Our results should be interpreted in the context of the several limitations of this
study. 1) The retrospective identification of the cases of bronchiectasis revealed
after renal transplantation is a major limitation. Even if the study design was as
rigorous possible, we can not exclude that a significant number of cases have not
been identified by the centres. 2) The retrospective design of this study does not
allow estimating the prevalence of the disease. 3) Thoracic CT scans were analysed
in all the cases by a panel of pulmonologists, and radiologist. Cases were included
in the study in presence of defined bronchiectasis.
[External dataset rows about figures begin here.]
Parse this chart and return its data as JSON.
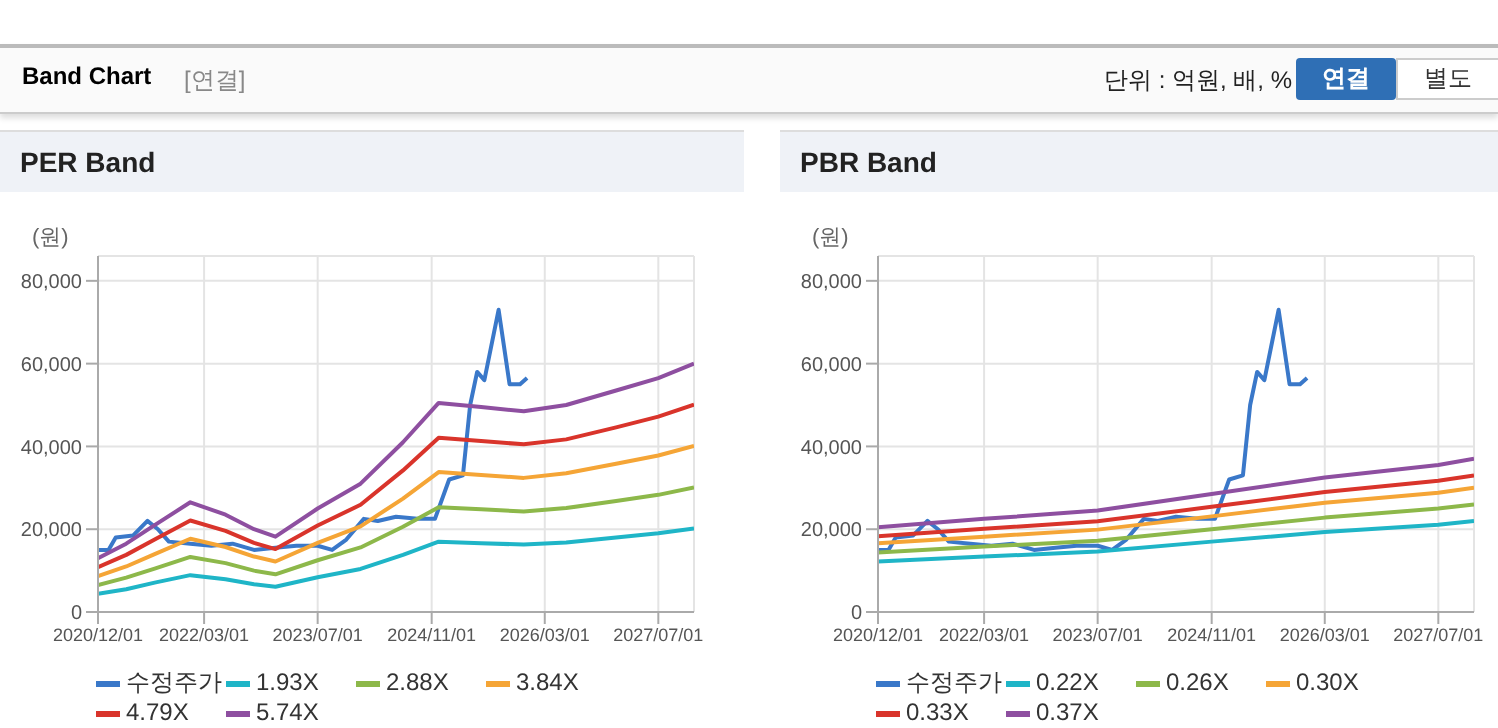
{
  "chart_data": [
    {
      "type": "line",
      "title": "PER Band",
      "ylabel": "(원)",
      "annotations": [
        "Band Chart",
        "[연결]",
        "단위 : 억원, 배, %",
        "연결",
        "별도"
      ],
      "x": [
        "2020-12-01",
        "2021-04-01",
        "2021-08-01",
        "2022-01-01",
        "2022-06-01",
        "2022-10-01",
        "2023-01-01",
        "2023-07-01",
        "2024-01-01",
        "2024-07-01",
        "2024-12-01",
        "2025-06-01",
        "2025-12-01",
        "2026-06-01",
        "2027-01-01",
        "2027-07-01",
        "2027-12-01"
      ],
      "series": [
        {
          "name": "수정주가",
          "color": "#3a78c9",
          "x": [
            "2020-12-01",
            "2021-01-15",
            "2021-02-15",
            "2021-05-01",
            "2021-07-01",
            "2021-08-15",
            "2021-10-01",
            "2022-01-01",
            "2022-04-01",
            "2022-07-01",
            "2022-10-01",
            "2023-01-01",
            "2023-04-01",
            "2023-07-01",
            "2023-09-01",
            "2023-11-01",
            "2024-01-15",
            "2024-03-15",
            "2024-06-01",
            "2024-09-01",
            "2024-11-15",
            "2025-01-15",
            "2025-03-15",
            "2025-04-15",
            "2025-05-15",
            "2025-06-15",
            "2025-08-15",
            "2025-10-01",
            "2025-11-15",
            "2025-12-15"
          ],
          "values": [
            15000,
            15000,
            18000,
            18500,
            22000,
            20000,
            17000,
            16500,
            16000,
            16500,
            15000,
            15500,
            16000,
            16000,
            15000,
            17500,
            22500,
            22000,
            23000,
            22500,
            22500,
            32000,
            33000,
            50000,
            58000,
            56000,
            73000,
            55000,
            55000,
            56500
          ]
        },
        {
          "name": "1.93X",
          "color": "#1fb5c7",
          "values": [
            4400,
            5500,
            7100,
            8900,
            7900,
            6700,
            6100,
            8400,
            10400,
            13800,
            17000,
            16600,
            16300,
            16800,
            18000,
            19000,
            20200
          ]
        },
        {
          "name": "2.88X",
          "color": "#8db84a",
          "values": [
            6500,
            8300,
            10500,
            13300,
            11800,
            10000,
            9100,
            12500,
            15600,
            20600,
            25300,
            24800,
            24300,
            25100,
            26800,
            28300,
            30100
          ]
        },
        {
          "name": "3.84X",
          "color": "#f5a536",
          "values": [
            8700,
            11000,
            14000,
            17700,
            15700,
            13400,
            12200,
            16700,
            20700,
            27400,
            33800,
            33100,
            32400,
            33500,
            35800,
            37800,
            40100
          ]
        },
        {
          "name": "4.79X",
          "color": "#d9342b",
          "values": [
            10800,
            13800,
            17500,
            22100,
            19600,
            16700,
            15200,
            20900,
            25900,
            34200,
            42100,
            41300,
            40500,
            41700,
            44600,
            47200,
            50100
          ]
        },
        {
          "name": "5.74X",
          "color": "#8e4fa0",
          "values": [
            13000,
            16500,
            21000,
            26500,
            23500,
            20000,
            18200,
            25000,
            31000,
            41000,
            50500,
            49500,
            48500,
            50000,
            53500,
            56500,
            60000
          ]
        }
      ],
      "xlim": [
        "2020-12-01",
        "2027-12-01"
      ],
      "xticks": [
        {
          "value": "2020-12-01",
          "label": "2020/12/01"
        },
        {
          "value": "2022-03-01",
          "label": "2022/03/01"
        },
        {
          "value": "2023-07-01",
          "label": "2023/07/01"
        },
        {
          "value": "2024-11-01",
          "label": "2024/11/01"
        },
        {
          "value": "2026-03-01",
          "label": "2026/03/01"
        },
        {
          "value": "2027-07-01",
          "label": "2027/07/01"
        }
      ],
      "ylim": [
        0,
        86000
      ],
      "yticks": [
        {
          "value": 0,
          "label": "0"
        },
        {
          "value": 20000,
          "label": "20,000"
        },
        {
          "value": 40000,
          "label": "40,000"
        },
        {
          "value": 60000,
          "label": "60,000"
        },
        {
          "value": 80000,
          "label": "80,000"
        }
      ],
      "grid": true,
      "legend": "bottom",
      "marker": "none",
      "line_style": "solid"
    },
    {
      "type": "line",
      "title": "PBR Band",
      "ylabel": "(원)",
      "x": [
        "2020-12-01",
        "2022-03-01",
        "2023-07-01",
        "2024-11-01",
        "2026-03-01",
        "2027-07-01",
        "2027-12-01"
      ],
      "series": [
        {
          "name": "수정주가",
          "color": "#3a78c9",
          "x": [
            "2020-12-01",
            "2021-01-15",
            "2021-02-15",
            "2021-05-01",
            "2021-07-01",
            "2021-08-15",
            "2021-10-01",
            "2022-01-01",
            "2022-04-01",
            "2022-07-01",
            "2022-10-01",
            "2023-01-01",
            "2023-04-01",
            "2023-07-01",
            "2023-09-01",
            "2023-11-01",
            "2024-01-15",
            "2024-03-15",
            "2024-06-01",
            "2024-09-01",
            "2024-11-15",
            "2025-01-15",
            "2025-03-15",
            "2025-04-15",
            "2025-05-15",
            "2025-06-15",
            "2025-08-15",
            "2025-10-01",
            "2025-11-15",
            "2025-12-15"
          ],
          "values": [
            15000,
            15000,
            18000,
            18500,
            22000,
            20000,
            17000,
            16500,
            16000,
            16500,
            15000,
            15500,
            16000,
            16000,
            15000,
            17500,
            22500,
            22000,
            23000,
            22500,
            22500,
            32000,
            33000,
            50000,
            58000,
            56000,
            73000,
            55000,
            55000,
            56500
          ]
        },
        {
          "name": "0.22X",
          "color": "#1fb5c7",
          "values": [
            12200,
            13400,
            14600,
            17000,
            19300,
            21100,
            22000
          ]
        },
        {
          "name": "0.26X",
          "color": "#8db84a",
          "values": [
            14400,
            15800,
            17200,
            20000,
            22800,
            25000,
            26000
          ]
        },
        {
          "name": "0.30X",
          "color": "#f5a536",
          "values": [
            16600,
            18200,
            19900,
            23100,
            26400,
            28800,
            30000
          ]
        },
        {
          "name": "0.33X",
          "color": "#d9342b",
          "values": [
            18300,
            20100,
            21900,
            25400,
            29000,
            31700,
            33000
          ]
        },
        {
          "name": "0.37X",
          "color": "#8e4fa0",
          "values": [
            20500,
            22500,
            24500,
            28500,
            32500,
            35500,
            37000
          ]
        }
      ],
      "xlim": [
        "2020-12-01",
        "2027-12-01"
      ],
      "xticks": [
        {
          "value": "2020-12-01",
          "label": "2020/12/01"
        },
        {
          "value": "2022-03-01",
          "label": "2022/03/01"
        },
        {
          "value": "2023-07-01",
          "label": "2023/07/01"
        },
        {
          "value": "2024-11-01",
          "label": "2024/11/01"
        },
        {
          "value": "2026-03-01",
          "label": "2026/03/01"
        },
        {
          "value": "2027-07-01",
          "label": "2027/07/01"
        }
      ],
      "ylim": [
        0,
        86000
      ],
      "yticks": [
        {
          "value": 0,
          "label": "0"
        },
        {
          "value": 20000,
          "label": "20,000"
        },
        {
          "value": 40000,
          "label": "40,000"
        },
        {
          "value": 60000,
          "label": "60,000"
        },
        {
          "value": 80000,
          "label": "80,000"
        }
      ],
      "grid": true,
      "legend": "bottom",
      "marker": "none",
      "line_style": "solid"
    }
  ]
}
However, since HRCT scan was not
available for each patients, we cannot rule out that distal bronchiectasis should
not be visualized in some patients. 4) Observation bias may exist, even if it has
been minimized by using a standardized data collection form. In particular, information
on respiratory medical history may have been underreported. 5) The spirometry, biological
and microbiological data were very heterogeneous. Moreover, the role of potentially
pathogenic micro-organisms in the clinical course of bronchiectasis cannot be determined
in absence of repeated respiratory samplings, micro-organisms quantification and characterisation
of associated clinical status. 6) No conclusion can be drawn on the interest of MPA
withdrawal or immunoglobulin replacement therapy due to the retrospective design and
the small number of patients. Despite these limitations, we believe that our study
provides important findings on the characteristics of bronchiectasis occurring after
renal transplantation.

Finally, it should be stressed that, even after intensive investigation, one or more
causative factors are identified in only 47 % of cases of bronchiectasis 21]. It can therefore be hypothesized that multifactorial mechanisms, including underlying
diseases, immunosuppressive drugs and respiratory tract infections, could contribute
to the pathogenesis or clinical emergence of bronchiectasis after renal transplantation.
Due to the retrospective design of our study and the small number of patients, we
were not able to perform subgroup analyses in order to determine the burden of causal
variables such as ADPKD, MPA and immunoglobulin deficiency. Similar studies would
be interesting in other solid organ (liver and heart) transplantation.